EphB4 Promotes Osteogenesis of CTLA4-Modified Bone Marrow-Derived Mesenchymal Stem Cells Through Cross Talk with Wnt Pathway in Xenotransplantation

间充质干细胞 化学 细胞生物学 骨髓 Wnt信号通路 癌症研究 免疫学 信号转导 生物
作者
Fei Zhang,Zehua Zhang,Dong Sun,Shiwu Dong,Jianzhong Xu,Fei Dai
出处
期刊:Tissue Engineering Part A [Mary Ann Liebert, Inc.]

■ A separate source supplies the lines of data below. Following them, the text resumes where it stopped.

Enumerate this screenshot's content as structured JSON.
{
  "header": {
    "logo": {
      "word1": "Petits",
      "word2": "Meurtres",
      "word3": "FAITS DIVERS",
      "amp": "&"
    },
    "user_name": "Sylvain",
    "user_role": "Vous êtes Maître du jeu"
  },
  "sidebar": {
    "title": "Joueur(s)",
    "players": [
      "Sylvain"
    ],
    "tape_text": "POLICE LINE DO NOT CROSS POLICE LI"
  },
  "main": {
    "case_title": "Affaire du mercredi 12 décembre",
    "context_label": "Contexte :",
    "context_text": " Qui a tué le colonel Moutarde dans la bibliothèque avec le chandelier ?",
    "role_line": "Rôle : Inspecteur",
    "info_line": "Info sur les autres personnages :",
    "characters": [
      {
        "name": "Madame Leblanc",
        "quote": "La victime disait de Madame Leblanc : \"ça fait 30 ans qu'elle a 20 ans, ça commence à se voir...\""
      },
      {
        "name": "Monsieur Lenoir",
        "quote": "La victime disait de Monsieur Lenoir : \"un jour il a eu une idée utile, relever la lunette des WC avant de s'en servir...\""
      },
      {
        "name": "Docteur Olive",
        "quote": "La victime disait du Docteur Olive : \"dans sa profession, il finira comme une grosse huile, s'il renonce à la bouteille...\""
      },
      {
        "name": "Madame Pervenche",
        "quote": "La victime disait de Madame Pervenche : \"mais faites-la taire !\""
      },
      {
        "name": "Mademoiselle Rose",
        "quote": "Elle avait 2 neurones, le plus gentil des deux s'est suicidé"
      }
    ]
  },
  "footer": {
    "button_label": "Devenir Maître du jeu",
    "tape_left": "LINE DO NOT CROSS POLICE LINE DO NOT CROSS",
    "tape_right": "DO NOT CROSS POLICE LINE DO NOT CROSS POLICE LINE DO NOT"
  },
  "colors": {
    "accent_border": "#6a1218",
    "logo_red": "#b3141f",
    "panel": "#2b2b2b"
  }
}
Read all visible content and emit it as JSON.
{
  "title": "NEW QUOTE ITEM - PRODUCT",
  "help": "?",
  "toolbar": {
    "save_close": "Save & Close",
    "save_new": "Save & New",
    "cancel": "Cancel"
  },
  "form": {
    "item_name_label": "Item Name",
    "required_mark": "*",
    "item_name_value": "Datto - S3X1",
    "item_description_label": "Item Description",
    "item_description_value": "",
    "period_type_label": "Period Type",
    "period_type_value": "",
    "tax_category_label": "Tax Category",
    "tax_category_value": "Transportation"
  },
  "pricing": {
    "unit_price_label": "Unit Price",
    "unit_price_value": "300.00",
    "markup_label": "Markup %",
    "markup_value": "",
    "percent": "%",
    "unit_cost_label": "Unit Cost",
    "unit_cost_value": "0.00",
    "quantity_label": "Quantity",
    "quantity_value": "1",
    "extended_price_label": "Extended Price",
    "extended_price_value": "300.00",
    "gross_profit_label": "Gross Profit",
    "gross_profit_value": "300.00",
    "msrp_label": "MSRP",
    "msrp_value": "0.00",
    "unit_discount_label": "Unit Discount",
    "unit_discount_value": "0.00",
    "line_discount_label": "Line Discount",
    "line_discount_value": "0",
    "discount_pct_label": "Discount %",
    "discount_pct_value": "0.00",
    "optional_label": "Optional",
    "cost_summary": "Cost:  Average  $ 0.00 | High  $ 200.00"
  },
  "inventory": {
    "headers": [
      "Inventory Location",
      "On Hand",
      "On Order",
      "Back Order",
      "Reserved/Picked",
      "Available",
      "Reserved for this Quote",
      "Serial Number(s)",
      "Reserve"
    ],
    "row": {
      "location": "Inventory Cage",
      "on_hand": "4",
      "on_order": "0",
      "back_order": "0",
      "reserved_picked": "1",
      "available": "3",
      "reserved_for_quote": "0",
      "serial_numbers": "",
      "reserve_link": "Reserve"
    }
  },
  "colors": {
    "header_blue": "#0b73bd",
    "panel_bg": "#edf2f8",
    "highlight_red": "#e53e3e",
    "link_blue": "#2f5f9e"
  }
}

卷期号:21 (17-18): 2416-2428 被引量:20
标识
DOI:10.1089/ten.tea.2015.0012
摘要

Background: Cytotoxic T lymphocyte-associated antigen 4-Ig (CTLA4-Ig)-modified bone marrow-derived mesenchymal stem cells (MSCs-CTLA4) have excellent osteogenic function in xenografts, but their mechanism of action remains to be elucidated. As bidirectional signaling between erythropoietin-producing hepatocyte receptors B4 (EphB4) and ephrinB2 is vital for bone remodeling, this study aimed to fully characterize the role of MSCs-CTLA4 in promoting bone regeneration in xenotransplantation through EphB4/ephrinB2 and their cross talk with the Wnt/beta-catenin pathway. Methods: MSCs-CTLA4 were investigated for their osteogenic capacity through xenotransplantation in vivo. MSCs-CTLA4 were treated with ephrinB2-FC or FC under conditions of osteogenic induction and cultured with or without immune activation conditions established by phytohemagglutinin and peripheral blood mononuclear cells in vitro. Osteogenesis markers and the Wnt pathway-related molecules such as EphB4, runt-related transcription factor 2 (Runx2), collagen 1 (COL1), osteocalcin (OCN), alkaline phosphatase (ALP), calcium nodus, β-catenin, phospho-glycogen synthase kinase 3-beta (p-GSK-3β)-Ser9, and glycogen synthase kinase 3-beta (GSK-3β) were detected. Results: MSCs-CTLA4-based xenografts show better osteogenic capacity compared with MSC-based xenografts. EphB4 expression was reduced in MSCs compared with MSCs-CTLA4 under immune activation conditions. In ephrinB2-FC-treated cells, levels of osteogenesis markers were increased compared with FC-treated cells. The activity of GSK-3 was inhibited and the expression of β-catenin in MSCs was increased by ephrinB2-FC treatment. Conclusions: CTLA4 modification maintains EphB4 expression in MSCs under immune activation conditions, and EphB4 cross talk with the Wnt pathway promotes osteogenic differentiation of MSCs-CTLA4.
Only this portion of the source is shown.